Wednesday, June 9, 2010

Who Do You Think You Are?

Sounds like the first question heard before a fight breaks out, but that's not what I mean.  I'm talking about the premise behind the NBC show Who Do You Think You Are? - where celebrities trace their ancestral roots and find out 'who they really are'.

First off, let me go on the record as saying that I don't believe anyone's family history represents who they are as individuals.  I just find the research into familial past interesting.  (If you get a chance to watch the Matthew Broderick episode, for instance, he's related to a soldier who died in the Civil War.  Pretty eerie considering Broderick's movie Glory.) 

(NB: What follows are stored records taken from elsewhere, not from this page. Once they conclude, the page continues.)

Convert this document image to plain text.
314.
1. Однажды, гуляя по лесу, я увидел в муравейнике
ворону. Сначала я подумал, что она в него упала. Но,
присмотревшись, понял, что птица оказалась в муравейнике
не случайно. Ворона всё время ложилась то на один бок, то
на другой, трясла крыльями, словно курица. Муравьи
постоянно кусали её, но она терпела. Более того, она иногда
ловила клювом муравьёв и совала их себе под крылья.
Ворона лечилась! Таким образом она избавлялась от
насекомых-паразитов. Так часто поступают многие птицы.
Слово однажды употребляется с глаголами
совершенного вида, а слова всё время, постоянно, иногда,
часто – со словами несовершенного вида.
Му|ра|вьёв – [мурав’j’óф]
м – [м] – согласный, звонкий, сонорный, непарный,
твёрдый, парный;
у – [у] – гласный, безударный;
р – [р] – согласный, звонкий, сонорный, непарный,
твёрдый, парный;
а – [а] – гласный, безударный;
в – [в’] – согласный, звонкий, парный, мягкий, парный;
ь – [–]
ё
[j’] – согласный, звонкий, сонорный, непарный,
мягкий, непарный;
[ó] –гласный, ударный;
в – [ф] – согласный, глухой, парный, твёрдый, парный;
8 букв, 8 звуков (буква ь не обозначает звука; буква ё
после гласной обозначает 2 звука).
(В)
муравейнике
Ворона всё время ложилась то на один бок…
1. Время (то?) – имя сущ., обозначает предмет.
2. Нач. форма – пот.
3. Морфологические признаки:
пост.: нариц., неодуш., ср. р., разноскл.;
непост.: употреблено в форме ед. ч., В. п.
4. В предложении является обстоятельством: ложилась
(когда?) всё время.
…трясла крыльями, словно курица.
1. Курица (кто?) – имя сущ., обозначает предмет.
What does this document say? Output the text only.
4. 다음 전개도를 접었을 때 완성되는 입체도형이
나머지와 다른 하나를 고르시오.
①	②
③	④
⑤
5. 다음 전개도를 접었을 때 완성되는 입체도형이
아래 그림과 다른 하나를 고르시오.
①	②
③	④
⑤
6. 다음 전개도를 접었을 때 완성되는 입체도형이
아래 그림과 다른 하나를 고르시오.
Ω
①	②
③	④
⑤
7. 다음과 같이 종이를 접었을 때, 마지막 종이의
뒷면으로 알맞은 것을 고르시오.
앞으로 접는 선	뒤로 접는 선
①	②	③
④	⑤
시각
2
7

Recently I was chatting with my middle sister and she mentioned that Mom has been trying to find out more information about her great grandmother - my great great? - but she's coming up empty.  I flexed my fingers, cracked my knuckles and dove in.  Nada.  I even went to the Ellis Island Record Search.  We know Grandma Anna came over around 1901 and entered the US at Ellis Island, but...  Well, we're not 100% sure about the spelling of her name and she might not have come through Ellis.  I'm not giving up, but finding info on women is always harder because our last names change.

In the past, I've researched the infamous cousin Otto - a background figure in Hitler's cabinet.  All my life, I've heard stories about the man - kind of a cautionary tale, if you will - but I didn't know how much of what Dad told me was true.  Otto worked for Hitler, Otto was acquitted at Nuremberg.  I did the same search a couple months ago, and cousin Otto has his own Wikipedia page now.  (We've always called him 'cousin' but we don't really know how he's related.  Still, look at his nose.  That's the good old Meissner nose.  My Dad's nose, his brother's nose, my brother's nose...)  Turns out in this case, Dad was right.  Other than working for Hitler - grandfathered in because of his work for Kaiser Wilhelm - Otto wasn't proven to be a really bad man. 

Using Google, I found more information about my paternal grandfather - the first chief of police for Melvindale, MI.  Their website has his name wrong - it was Wilhelm and Meissner has two Ss - but he's right there for the world to see.  (Grandpa supposedly arrested several members of The Purple Gang.)  I can even find a mention of my father - when he worked for the Nixon campaign in 1969.

Supposedly we're also related to President Zachary Taylor and General Sherman - on my mother's side - but I don't have any proof of that.  I do know that Mom's paternal side of the family hailed mostly from Tennessee.  (There's even a possibility we're related to The Judds.  "Say hey, cousin Ashley, could you invite me to your next premier?")  About a decade ago one of Mom's cousins - we have lots of cousins - did a genealogy search because he was joining the LDS Church and discovered a whole lot of stuff, which he passed along to other family members.  The paperwork Mom got included copies of the bills of sale for slaves. 

All of the above is interesting.  None of it makes me who I am.  I'm not responsible for the faults or the accomplishments of my ancestors.  I'm not a racist or a Nazi.  I'm not politically active or musically talented.  I've never been in the military and I'm not Mormon.  I'm also not German, Irish, Native American, Polish, Welsh, and English... Regardless of what my ancestral genes say.  I'm an American - whoever and whatever the rest of them were.

As far as I can tell, there isn't a single writer in the bunch - and when I boil all the background away, that's what really matters about who I am.  I'm a writer, a mother, a wife, a sister, a friend.

Who do you think you are?  Any golden apples or rotten fruit hanging in your family tree?

1 comment:

  1. I realy did enjoy this post and I do believe our lives are of our making, but I must disagree that our past kin do not have a small part in making us US.

    I have yet to meet my biological father and had known nothing about his or his (our) families existence. And yet I fell in love with books and writing at a young age (the grandmother I never met or knew of was a English professor and dean on a catholic school.) It was always mentioned that my demeanor was different than the rest of my family (turns out I am a lot like my bio fathers side or so I am told by many I have recently met). And that I share a very similar skill (one that none of my family has) with the man I never met. In the Mental Health field I used it to sway clients and calm folks, he used it to lie, cheat and steal. We are both persuasive and good liars.

    It wasnt so long ago that I learned about my biological father or his side of the family. But the things I have mentioned about myself, I have always been.